Israel Aerospace Industries to Offer TAME RANGE Cyber Training Platform Globally

By Arie Egozi

Security

Tel Aviv: Israel Aerospace Industries (IAI) will give governments, academies, higher learning institutes and enterprises from around the world the opportunity to learn how to defend themselves from cyber threats through Microsoft’s Azure cloud computing service platform.

The TAME RANGE cyber training platform creates a realistic, interactive learning environment simulating real attacks, for training purposes. During the training, trainees’ performance and responses are monitored for feedback and improvement. The training platform also serves as infrastructure for experiments and a testing ground for new technologies and innovative concepts regarding resilience in the face of the ever growing and evolving cyber-attacks.

The collaboration with Microsoft will allow different organizations to make use of the training platform according to their needs and resources at any time and from any place, saving money and resources.

Israel is under Cyber-attacks all the time but is getting ready to a massive one , that might cause huge damages to its critical assets.

Sources say that most of the serious cyber-attacks come from Iran. The threat is real an imminent. A cyber-attack on Israeli infrastructure may include air traffic control installations. In recent years, Israel has been under a constant cyber-attack and the government has ordered the general security service to take every needed step to counter those attacks.

The National Cyber Defence Authority (NCDA) unit, which is responsible for protecting Israel’s national infrastructures against cyber-attacks, will assume protection of banks and mobile carriers. Israeli officials consider the cyber-attacks as an act of war and some were quoted saying that “an enemy should be treated like an enemy” . This means that the proper Israel organizations, will try and locate the source of the attacks, and make an effort to neutralize it.

Neutralize is a clean word for a major counterattack, either with cyber tools and when possible with more traditional weapons, short, long and very long range ones. As it looks now, this is an all-out war, and the concerns are high as signs prove that vital national installations are targeted almost daily.

The Israeli ATC system works very closely with this of the Israeli air force (IAF).
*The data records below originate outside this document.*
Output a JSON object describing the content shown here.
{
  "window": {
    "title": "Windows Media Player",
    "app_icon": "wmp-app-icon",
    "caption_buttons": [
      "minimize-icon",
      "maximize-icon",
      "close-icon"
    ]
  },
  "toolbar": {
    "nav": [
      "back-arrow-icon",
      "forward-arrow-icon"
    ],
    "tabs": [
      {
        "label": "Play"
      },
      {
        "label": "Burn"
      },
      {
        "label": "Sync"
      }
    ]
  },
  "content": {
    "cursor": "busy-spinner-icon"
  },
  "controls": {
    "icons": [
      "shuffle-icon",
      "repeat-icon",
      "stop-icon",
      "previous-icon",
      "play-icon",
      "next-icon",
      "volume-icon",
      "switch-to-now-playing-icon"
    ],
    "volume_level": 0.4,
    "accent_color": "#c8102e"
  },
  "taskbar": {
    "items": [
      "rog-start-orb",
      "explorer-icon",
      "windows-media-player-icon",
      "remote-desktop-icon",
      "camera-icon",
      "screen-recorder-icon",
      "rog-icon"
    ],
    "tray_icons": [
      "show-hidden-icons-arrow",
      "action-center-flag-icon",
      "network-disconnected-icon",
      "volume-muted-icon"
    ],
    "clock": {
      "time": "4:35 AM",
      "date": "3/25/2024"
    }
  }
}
Therefore any attempt to disrupt one of them will affect the other and may cause chaos with “very extreme scenarios”. So there must be a more comprehensive effort to mobilize all the assets that Israel has, to defend the Israeli vital systems including its ATC system from organized or sporadic cyber-attacks.

What is very clear is that many of the budget that were traditionally channelled to the deployment of advanced systems that are aimed at defending Israel from attacks either by missiles, rockets or enemy aircraft, are being rerouted now to the new cyber war.

The new agreement is part of this effort to make Israel better ready for cyber-attacks, a capability that has many potential customers around the world.